On Sun, 2006-10-29 at 10:55 +0200, Einar Karttunen wrote:
On 26.10 15:49, Duncan Coutts wrote:
Yes, if we were to not allow changing the exposed modules then people could achieve the same effect using CPP.
Can we agree at least on a subset of the functionality to make the simple cases work. It seems to me that there are two real design issues:
* Should the clist/flist specification be a simple pure functional language *or* a constraint solving one.
* How much should we try to protect users from evil package writers with wrong ideas how to package things.
We do have to bear in mind how hard it'll be for cabal-get to be able to do dependency analysis. The decisions we make about optional configurations has a big impact on this. It also has a big effect on how easy it is to make 'native' packages for distros which typically don't have extremely sophisticated dependency systems. There's also the important issue of binary packages. We're all used to building from source which gives us a lot of flexibility, but most users expect binary packages. For example Debian and most other commercial distros and Windows of course. It is important that we be able to make sensible binary packages. If the configuration language encourages package authors to go too crazy and one would need 2^n different binary packages then I'd say that we've failed. Remember that the main use case of configurations is just to cope with minor things like modules moving from one package to another or slight differences in the way things are implemented on different platforms or Haskell implementations.
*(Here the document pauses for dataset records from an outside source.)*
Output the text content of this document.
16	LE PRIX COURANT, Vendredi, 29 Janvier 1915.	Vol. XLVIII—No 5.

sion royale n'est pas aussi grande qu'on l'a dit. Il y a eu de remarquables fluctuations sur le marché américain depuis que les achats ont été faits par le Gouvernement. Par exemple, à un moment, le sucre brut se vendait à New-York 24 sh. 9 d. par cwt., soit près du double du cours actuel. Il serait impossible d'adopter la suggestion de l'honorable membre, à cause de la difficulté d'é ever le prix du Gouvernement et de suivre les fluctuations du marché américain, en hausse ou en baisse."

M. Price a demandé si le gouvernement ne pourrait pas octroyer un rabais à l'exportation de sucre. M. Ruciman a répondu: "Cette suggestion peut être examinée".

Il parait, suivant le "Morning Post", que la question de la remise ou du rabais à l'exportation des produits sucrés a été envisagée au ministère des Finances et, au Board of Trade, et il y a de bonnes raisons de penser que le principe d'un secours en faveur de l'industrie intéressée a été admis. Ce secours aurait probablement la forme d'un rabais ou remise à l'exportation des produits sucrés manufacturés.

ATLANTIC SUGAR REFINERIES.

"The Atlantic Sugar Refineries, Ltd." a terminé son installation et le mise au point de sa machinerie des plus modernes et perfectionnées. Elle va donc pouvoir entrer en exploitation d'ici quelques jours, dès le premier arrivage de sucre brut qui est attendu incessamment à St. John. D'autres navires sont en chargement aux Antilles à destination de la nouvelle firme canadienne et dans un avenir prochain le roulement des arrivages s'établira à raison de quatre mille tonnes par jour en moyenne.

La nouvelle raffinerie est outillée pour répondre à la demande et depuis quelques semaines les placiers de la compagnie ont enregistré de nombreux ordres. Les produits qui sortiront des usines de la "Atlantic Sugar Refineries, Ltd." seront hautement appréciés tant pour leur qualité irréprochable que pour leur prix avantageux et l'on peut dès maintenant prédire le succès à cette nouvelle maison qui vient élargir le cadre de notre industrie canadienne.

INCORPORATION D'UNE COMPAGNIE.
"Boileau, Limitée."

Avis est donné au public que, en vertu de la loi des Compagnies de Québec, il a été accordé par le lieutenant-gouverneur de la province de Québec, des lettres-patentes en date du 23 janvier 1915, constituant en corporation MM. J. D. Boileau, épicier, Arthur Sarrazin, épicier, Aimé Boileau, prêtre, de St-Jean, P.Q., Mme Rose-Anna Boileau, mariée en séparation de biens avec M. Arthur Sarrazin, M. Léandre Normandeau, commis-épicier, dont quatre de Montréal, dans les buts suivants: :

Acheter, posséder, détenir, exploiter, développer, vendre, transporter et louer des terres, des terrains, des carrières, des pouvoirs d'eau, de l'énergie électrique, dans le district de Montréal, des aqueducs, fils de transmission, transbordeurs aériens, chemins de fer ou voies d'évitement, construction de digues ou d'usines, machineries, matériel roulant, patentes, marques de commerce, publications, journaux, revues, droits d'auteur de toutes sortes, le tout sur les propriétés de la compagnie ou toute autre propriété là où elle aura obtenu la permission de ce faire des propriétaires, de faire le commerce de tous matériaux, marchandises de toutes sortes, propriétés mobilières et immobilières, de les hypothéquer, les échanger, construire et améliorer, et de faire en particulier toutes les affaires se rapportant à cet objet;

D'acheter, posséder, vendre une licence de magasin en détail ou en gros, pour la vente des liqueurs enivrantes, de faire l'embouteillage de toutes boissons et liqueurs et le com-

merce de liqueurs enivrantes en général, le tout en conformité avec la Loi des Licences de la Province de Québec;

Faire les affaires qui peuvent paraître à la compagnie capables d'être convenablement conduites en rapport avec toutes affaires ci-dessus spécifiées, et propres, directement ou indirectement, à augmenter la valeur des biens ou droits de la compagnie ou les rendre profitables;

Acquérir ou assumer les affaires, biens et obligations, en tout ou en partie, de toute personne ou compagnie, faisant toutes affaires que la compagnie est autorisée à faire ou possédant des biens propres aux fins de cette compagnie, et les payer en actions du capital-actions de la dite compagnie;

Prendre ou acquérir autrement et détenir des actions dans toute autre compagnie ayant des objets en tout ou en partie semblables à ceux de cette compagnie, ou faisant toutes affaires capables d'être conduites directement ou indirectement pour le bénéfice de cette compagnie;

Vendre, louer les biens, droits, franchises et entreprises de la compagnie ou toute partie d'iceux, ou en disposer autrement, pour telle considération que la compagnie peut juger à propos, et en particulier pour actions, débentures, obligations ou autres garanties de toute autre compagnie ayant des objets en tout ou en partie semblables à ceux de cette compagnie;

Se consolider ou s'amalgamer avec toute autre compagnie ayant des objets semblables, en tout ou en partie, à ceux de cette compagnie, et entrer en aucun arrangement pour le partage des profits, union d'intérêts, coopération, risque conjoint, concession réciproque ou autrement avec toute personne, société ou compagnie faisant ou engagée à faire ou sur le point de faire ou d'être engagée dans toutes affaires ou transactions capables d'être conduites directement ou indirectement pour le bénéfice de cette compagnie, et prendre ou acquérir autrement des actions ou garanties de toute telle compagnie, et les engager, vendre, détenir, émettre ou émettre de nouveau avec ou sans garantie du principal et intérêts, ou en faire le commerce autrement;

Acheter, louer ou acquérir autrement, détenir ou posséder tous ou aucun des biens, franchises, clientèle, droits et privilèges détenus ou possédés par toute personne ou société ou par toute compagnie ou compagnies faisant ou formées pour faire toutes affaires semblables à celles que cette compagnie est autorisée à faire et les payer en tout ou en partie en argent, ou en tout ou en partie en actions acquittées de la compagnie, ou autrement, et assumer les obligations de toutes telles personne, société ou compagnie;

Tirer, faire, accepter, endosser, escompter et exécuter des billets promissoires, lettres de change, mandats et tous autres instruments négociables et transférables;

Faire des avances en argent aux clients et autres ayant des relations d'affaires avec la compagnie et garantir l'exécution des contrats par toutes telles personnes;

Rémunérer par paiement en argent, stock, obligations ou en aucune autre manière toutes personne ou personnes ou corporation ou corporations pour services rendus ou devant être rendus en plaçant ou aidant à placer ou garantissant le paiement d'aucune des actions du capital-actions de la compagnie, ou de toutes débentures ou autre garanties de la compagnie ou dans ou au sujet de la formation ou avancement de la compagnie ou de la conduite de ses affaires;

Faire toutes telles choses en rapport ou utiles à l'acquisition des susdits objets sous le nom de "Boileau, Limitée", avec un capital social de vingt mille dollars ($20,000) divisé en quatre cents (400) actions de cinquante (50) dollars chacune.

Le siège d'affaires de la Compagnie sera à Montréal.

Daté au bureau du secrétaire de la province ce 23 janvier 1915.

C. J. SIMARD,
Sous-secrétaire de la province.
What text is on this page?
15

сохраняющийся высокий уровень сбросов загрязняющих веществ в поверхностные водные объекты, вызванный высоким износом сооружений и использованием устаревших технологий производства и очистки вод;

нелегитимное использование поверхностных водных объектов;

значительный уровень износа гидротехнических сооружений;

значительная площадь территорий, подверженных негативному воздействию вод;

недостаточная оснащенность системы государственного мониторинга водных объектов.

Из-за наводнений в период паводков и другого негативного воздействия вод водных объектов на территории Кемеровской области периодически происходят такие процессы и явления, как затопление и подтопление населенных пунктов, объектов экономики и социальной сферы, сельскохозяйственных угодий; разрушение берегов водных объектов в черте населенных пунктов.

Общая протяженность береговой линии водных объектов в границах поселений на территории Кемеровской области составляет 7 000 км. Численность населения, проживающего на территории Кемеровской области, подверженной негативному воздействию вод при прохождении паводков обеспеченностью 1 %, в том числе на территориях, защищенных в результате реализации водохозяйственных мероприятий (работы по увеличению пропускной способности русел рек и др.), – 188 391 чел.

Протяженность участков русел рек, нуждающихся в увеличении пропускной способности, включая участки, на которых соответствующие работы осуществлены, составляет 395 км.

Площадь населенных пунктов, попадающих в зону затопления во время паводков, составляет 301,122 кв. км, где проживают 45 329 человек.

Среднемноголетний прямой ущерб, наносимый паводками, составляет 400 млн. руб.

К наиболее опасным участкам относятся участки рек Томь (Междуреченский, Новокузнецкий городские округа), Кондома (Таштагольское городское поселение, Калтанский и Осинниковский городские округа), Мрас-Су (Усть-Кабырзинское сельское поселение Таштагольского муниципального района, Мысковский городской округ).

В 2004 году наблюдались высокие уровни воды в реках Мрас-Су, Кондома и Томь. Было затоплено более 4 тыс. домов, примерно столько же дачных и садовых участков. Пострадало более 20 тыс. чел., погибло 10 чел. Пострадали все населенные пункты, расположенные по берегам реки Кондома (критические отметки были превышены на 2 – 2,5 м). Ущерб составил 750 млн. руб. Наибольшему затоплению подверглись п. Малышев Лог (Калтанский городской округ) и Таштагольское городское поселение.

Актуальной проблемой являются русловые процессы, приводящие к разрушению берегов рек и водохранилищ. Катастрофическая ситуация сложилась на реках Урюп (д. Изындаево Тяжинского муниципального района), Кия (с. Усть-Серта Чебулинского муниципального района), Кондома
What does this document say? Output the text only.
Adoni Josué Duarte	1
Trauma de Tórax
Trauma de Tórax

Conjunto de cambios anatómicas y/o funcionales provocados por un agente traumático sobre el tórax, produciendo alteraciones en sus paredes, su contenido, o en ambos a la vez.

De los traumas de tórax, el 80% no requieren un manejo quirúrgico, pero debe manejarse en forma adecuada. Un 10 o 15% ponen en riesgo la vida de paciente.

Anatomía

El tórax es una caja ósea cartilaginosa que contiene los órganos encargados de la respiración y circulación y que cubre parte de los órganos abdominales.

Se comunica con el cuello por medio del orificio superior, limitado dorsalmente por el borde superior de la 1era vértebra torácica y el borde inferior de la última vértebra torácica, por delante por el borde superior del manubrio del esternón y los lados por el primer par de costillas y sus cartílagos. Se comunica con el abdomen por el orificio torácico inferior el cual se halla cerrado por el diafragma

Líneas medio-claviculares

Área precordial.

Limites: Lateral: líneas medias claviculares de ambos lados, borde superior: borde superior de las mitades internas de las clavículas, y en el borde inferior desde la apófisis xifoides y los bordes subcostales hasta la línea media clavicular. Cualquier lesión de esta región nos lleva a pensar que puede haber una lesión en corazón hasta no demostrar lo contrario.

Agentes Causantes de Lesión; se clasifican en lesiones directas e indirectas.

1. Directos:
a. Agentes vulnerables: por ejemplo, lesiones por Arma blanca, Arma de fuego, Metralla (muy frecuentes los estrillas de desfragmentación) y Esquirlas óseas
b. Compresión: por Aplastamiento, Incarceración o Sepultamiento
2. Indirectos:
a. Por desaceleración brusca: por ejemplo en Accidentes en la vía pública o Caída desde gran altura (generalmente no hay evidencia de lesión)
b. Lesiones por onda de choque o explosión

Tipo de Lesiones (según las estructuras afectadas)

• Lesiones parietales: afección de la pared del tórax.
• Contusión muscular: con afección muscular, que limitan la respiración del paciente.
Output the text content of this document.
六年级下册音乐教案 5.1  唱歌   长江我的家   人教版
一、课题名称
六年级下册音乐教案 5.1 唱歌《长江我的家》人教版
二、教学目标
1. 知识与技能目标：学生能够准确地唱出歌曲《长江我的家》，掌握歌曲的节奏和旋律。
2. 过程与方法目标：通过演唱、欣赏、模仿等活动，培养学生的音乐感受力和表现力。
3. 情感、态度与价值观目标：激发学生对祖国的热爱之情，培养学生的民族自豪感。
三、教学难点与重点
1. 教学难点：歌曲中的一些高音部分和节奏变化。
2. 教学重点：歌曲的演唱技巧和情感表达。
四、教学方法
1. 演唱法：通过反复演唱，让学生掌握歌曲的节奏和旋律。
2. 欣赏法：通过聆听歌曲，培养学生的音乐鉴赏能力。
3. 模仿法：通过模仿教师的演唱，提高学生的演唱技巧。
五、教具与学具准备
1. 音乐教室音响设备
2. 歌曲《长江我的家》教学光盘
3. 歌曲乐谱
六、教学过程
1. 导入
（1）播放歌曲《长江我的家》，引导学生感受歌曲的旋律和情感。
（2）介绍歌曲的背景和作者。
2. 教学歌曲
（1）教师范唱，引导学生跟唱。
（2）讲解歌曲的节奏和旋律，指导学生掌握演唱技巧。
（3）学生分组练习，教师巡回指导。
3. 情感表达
Personally I prefer functional semantics and keeping things simple rather than trying to limit the language because of the things package writers could do with it.
Of course we're doing this already with the split between flags and not allowing 'available' tests in the configuration guards. This is exactly to make it impossible to express certain wrong packaging ideas. I'm much less concerned about whether the exposed modules should be changeable in configuration stanzas. Though again, we should bear in mind things like binary packages.
A third issue is syntax - but this is not so important. All the ideas on the list have seemed fine, but if we go the functional way we could just make it a subset of Haskell with (==), (&&), (||), not, and Bool and String literals.